I'm currently making another attempt at getting in shape. To keep myself motivated I decided
to walk a marathon (or possibly half-marathon) at the end of November. I joined a group that
does six months of training together and I'm enjoying it (of course, we're only at 7 miles so
far!). Next summer I'd like to do a sprint triathlon--that's a half mile swim, 12 mile bikeride
and 3 mile walk/run.

I'm lurking/occasionally posting at www.beginnertriathlete.com. The name seemed right for
me! However, even the newbies there seem way ahead of me. Not so much physically (well,
there's alot of that too!), but psychologically. They seem much more can-do, just do it, jump
right in.

A thread a couple of days ago at the tri site really started me thinking. A guy asked, why
women-only tris (like Reebok and Danskin)? The best answer, the one that resonated with
me, said something I hadn't thought of before.

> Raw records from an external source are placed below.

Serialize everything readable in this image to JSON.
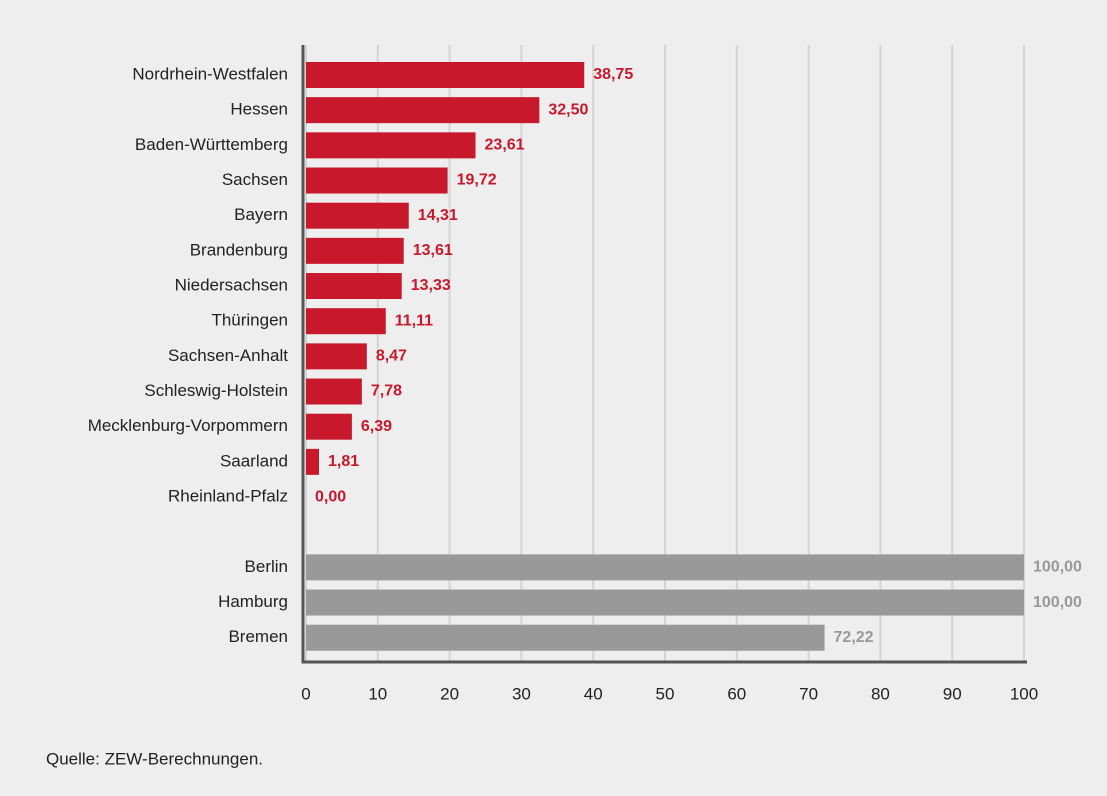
{
  "chart_data": {
    "type": "bar",
    "orientation": "horizontal",
    "categories": [
      "Nordrhein-Westfalen",
      "Hessen",
      "Baden-Württemberg",
      "Sachsen",
      "Bayern",
      "Brandenburg",
      "Niedersachsen",
      "Thüringen",
      "Sachsen-Anhalt",
      "Schleswig-Holstein",
      "Mecklenburg-Vorpommern",
      "Saarland",
      "Rheinland-Pfalz",
      "Berlin",
      "Hamburg",
      "Bremen"
    ],
    "values": [
      38.75,
      32.5,
      23.61,
      19.72,
      14.31,
      13.61,
      13.33,
      11.11,
      8.47,
      7.78,
      6.39,
      1.81,
      0,
      100,
      100,
      72.22
    ],
    "value_labels": [
      "38,75",
      "32,50",
      "23,61",
      "19,72",
      "14,31",
      "13,61",
      "13,33",
      "11,11",
      "8,47",
      "7,78",
      "6,39",
      "1,81",
      "0,00",
      "100,00",
      "100,00",
      "72,22"
    ],
    "colors": [
      "#c8192c",
      "#c8192c",
      "#c8192c",
      "#c8192c",
      "#c8192c",
      "#c8192c",
      "#c8192c",
      "#c8192c",
      "#c8192c",
      "#c8192c",
      "#c8192c",
      "#c8192c",
      "#c8192c",
      "#999999",
      "#999999",
      "#999999"
    ],
    "xlim": [
      0,
      100
    ],
    "xticks": [
      0,
      10,
      20,
      30,
      40,
      50,
      60,
      70,
      80,
      90,
      100
    ],
    "grid": true,
    "source": "Quelle: ZEW-Berechnungen."
  }
}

====Here's the part of that thread from the other board that I'm talking about:====

Title IX passed in 1972. That means for every woman older than 33, the idea that they, as
women/girls, deserved the same time and money and attention re: athletics was not
something they grew up with. So it's not that they can't do stuff, or that they are lesser
athletes, it's just that MANY women are missing a psychological part of "athletics" that many
men and younger women have possibly taken for granted I can;t imagine not growing up
doing sports and what that must be like to just start out as an adult. I was taken seriously
and cheered on by my parents starting at age 4 when I played Kiddie Kick. My dad was out
there all the time validating and bragging about me, I have always felt like a woman, a strong
woman, and I never felt I had to "soften" myself or dumb myslef down to be less threatening
to men (there was an old thread about exactly that happening still! Imagine how your mom
felt in 1940!) .

There is a huge amount of confidence and faith in oneself that athletics provide.But it's a
chicken and egg thing, it is hard to join a sport or team if you have no confidence that you
can do it or that you even belong there. I am 32. I grew up with little league, soccer, ice
hockey, at the local level, school level, collegiate etc. When I try a new sport, I feel pretty sure
I'll pick it up and have fun, and if it's hard, so what? I am used to working hard! I know how
to fall down. I know how to react if by accident during the course of play, I get jostled. I know
that my worth as a person is not affected if I am less "feminine," if my makeup runs, if I get
dirty. It was a given to my parents that I would do and play sports. My mom, on the other
hand, at 50 years old, decided she wanted to learn to roller blade because it looked fun. her
concerns? she would look fat and silly. she would fall and be embarrassed. she wouldn't learn
very quickly and she would drag everyone else down. being an "athlete" was not something
she ever thought she could do, bc it was not ladylike. She never learned to fall down, she
never learned that being dirty doesn;t make the boys run away (maybe it did back then!) And
she certainly didn;t know what it would be like to be physical and sweaty around strangers.

======= That's the end of the quote from the other board.=======

Ok, I fit this profile (maybe not so much fearing I'm not ladylike as knowing I'm a klutz and
getting picked last for teams, etc.) I have trouble psychologically even finding the starting
iine (maybe even the race!) while the others are nervous, worried, but chomping at the bit.

Are there others out there that feel this way? I'd love to start an ongoing thread on this board
to encourage each other. The other board is great for rah, rah stuff and specific info (and
they're VERY supportive and friendly) and I'll still be checking in with them, but I need an
emotional base to come home to. I'd love it to be here.

If there are a couple of us, we could commiserate and cheer and encourage. And eventually
find the starting line!!!

I'm a middle aged, overweight nonathlete getting fit--calling all others in whatever stage of
fitness you are and whatever sport you're trying to get the courage to join--anything, tris,
biking, swimming, walking, running, softball, kayaking, ANYTHING.

If you're out there, I'd dearly love to make contact with you!